Quanto ao futuro da seleção, não há por que abortar a Era Tite, transformando a eliminação em cenário de terra arrasada. É inegável o legado do treinador, que precisa completar o ciclo para a próxima Copa. Inclusive com boa parte dos jogadores que sucumbiram diante da "ótima geração belga" (pra não perder o clichê), exceto, claro, os que já estão pra lá de 30, como o próprio Fernandinho, que em 2022 estará com 37 anos.

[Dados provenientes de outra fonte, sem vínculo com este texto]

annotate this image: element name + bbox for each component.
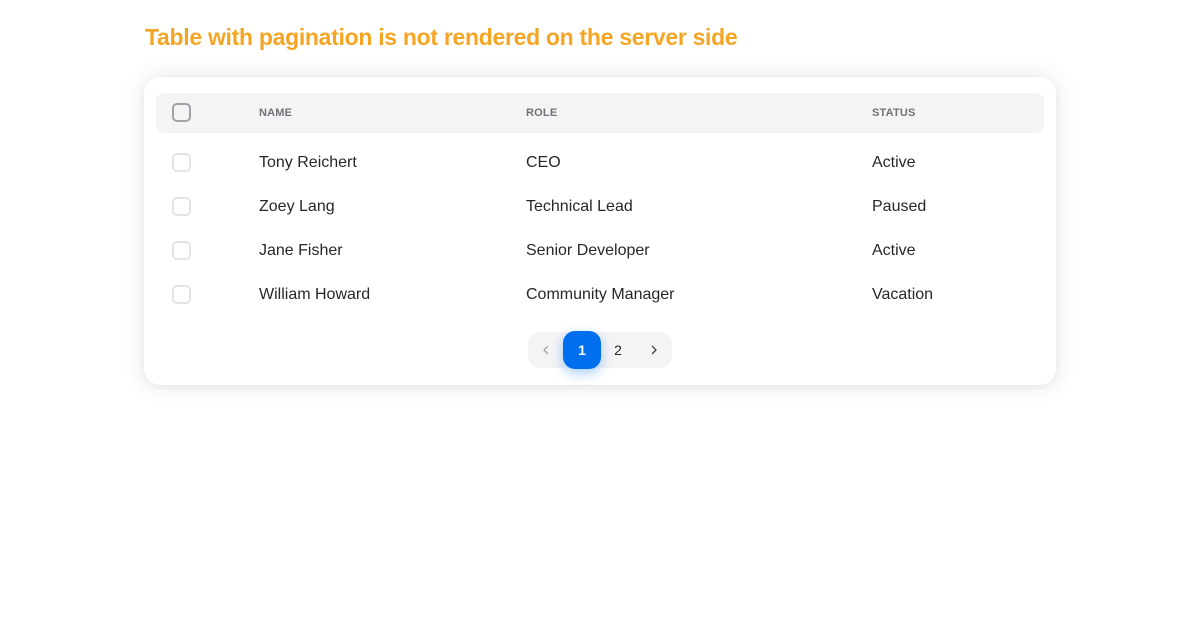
pagination-next-button[interactable] <box>636 332 672 368</box>
table-header: NAME ROLE STATUS <box>156 93 1044 133</box>
table-row[interactable]: Jane Fisher Senior Developer Active <box>156 229 1044 273</box>
cell-name: Zoey Lang <box>259 198 335 215</box>
select-all-checkbox[interactable] <box>172 103 191 122</box>
cell-role: Senior Developer <box>526 242 650 259</box>
cell-status: Paused <box>872 198 927 215</box>
table-row[interactable]: Zoey Lang Technical Lead Paused <box>156 185 1044 229</box>
pagination-prev-button[interactable] <box>528 332 564 368</box>
table-row[interactable]: Tony Reichert CEO Active <box>156 141 1044 185</box>
pagination: 2 1 <box>528 331 672 369</box>
row-checkbox[interactable] <box>172 153 191 172</box>
cell-status: Active <box>872 242 916 259</box>
column-header-role: ROLE <box>526 107 558 119</box>
cell-status: Vacation <box>872 286 934 303</box>
pagination-page-2[interactable]: 2 <box>600 332 636 368</box>
row-checkbox[interactable] <box>172 241 191 260</box>
column-header-name: NAME <box>259 107 293 119</box>
chevron-left-icon <box>543 345 549 355</box>
column-header-status: STATUS <box>872 107 916 119</box>
page-title: Table with pagination is not rendered on… <box>145 24 738 50</box>
table-card: NAME ROLE STATUS Tony Reichert CEO Activ… <box>144 77 1056 385</box>
cell-status: Active <box>872 154 916 171</box>
row-checkbox[interactable] <box>172 197 191 216</box>
chevron-right-icon <box>651 345 657 355</box>
pagination-page-1-active[interactable]: 1 <box>563 331 601 369</box>
cell-name: William Howard <box>259 286 371 303</box>
cell-role: Technical Lead <box>526 198 633 215</box>
row-checkbox[interactable] <box>172 285 191 304</box>
cell-role: CEO <box>526 154 561 171</box>
cell-name: Tony Reichert <box>259 154 357 171</box>
cell-name: Jane Fisher <box>259 242 343 259</box>
cell-role: Community Manager <box>526 286 675 303</box>
table-row[interactable]: William Howard Community Manager Vacatio… <box>156 273 1044 317</box>
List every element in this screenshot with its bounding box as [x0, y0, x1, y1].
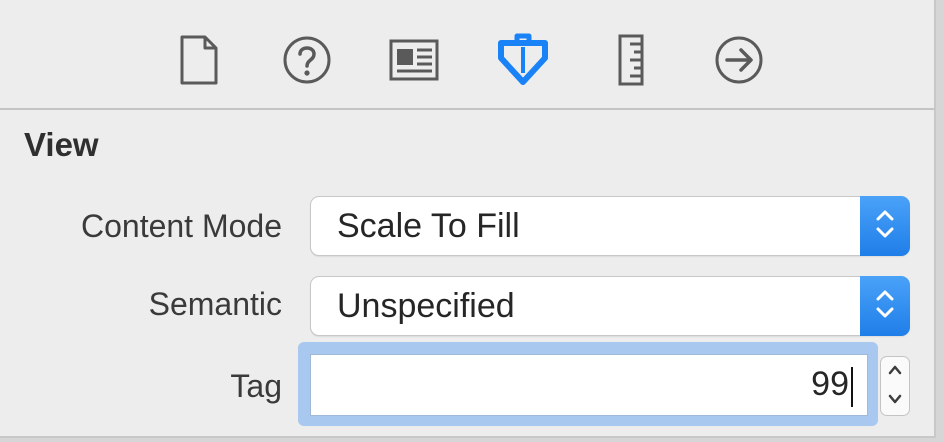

Seria uma baita lição de maturidade insistir com Tite, apesar dos erros também cometidos pelo gaúcho na Rússia, como por exemplo, a insistência com Gabriel Jesus e a forma com que "fechou" com seu time titular, sem abrir espaço para mudanças pontuais. Particularmente, não vejo nem nunca vi potencial suficiente para o Alisson, por exemplo, ser o titular. A maturidade que eu desejo, a própria torcida brasileira demonstrou em manifestações favoráveis à permanência do treinador nas redes sociais e no próprio desembarque no Rio.
Diferente de muita gente, acho que o Brasil só jogou mal mesmo no segundo tempo contra a Suíça. Mesmo na derrota para os belgas, a superioridade da seleção foi notória. Neymar? Não brilhou, mas não se escondeu. E a rigor, dos três melhores do mundo, nenhum arrebentou. É um desconsolo ver como nós, brasileiros, gostamos de atacar nossos ídolos. Fernando Calazans, um dos grandes veteranos do jornalismo esportivo, foi feliz em sua coluna no Globo ao lamentar que se condene mais as encenações de Neymar, motivos de inúmeros e hilários memes, do que as faltas, das mais brandas às mais feias, que ele inquestionavelmente sofre dentro de campo.
Meu pai do céu, espaço acabou e eu não falei do Londrina. Rapidão: a saída do Marquinhos Santos, que considerou o São Bento maior do que o Londrina, foi boa para o time. Era preciso um novo conceito tático na equipe. E torço para que o Dagol volte de fato e ajude a equipe a continuar a luta para evitar o rebaixamento. Tá provado que mais do que isso o Tubarão não pode oferecer. Boa semana.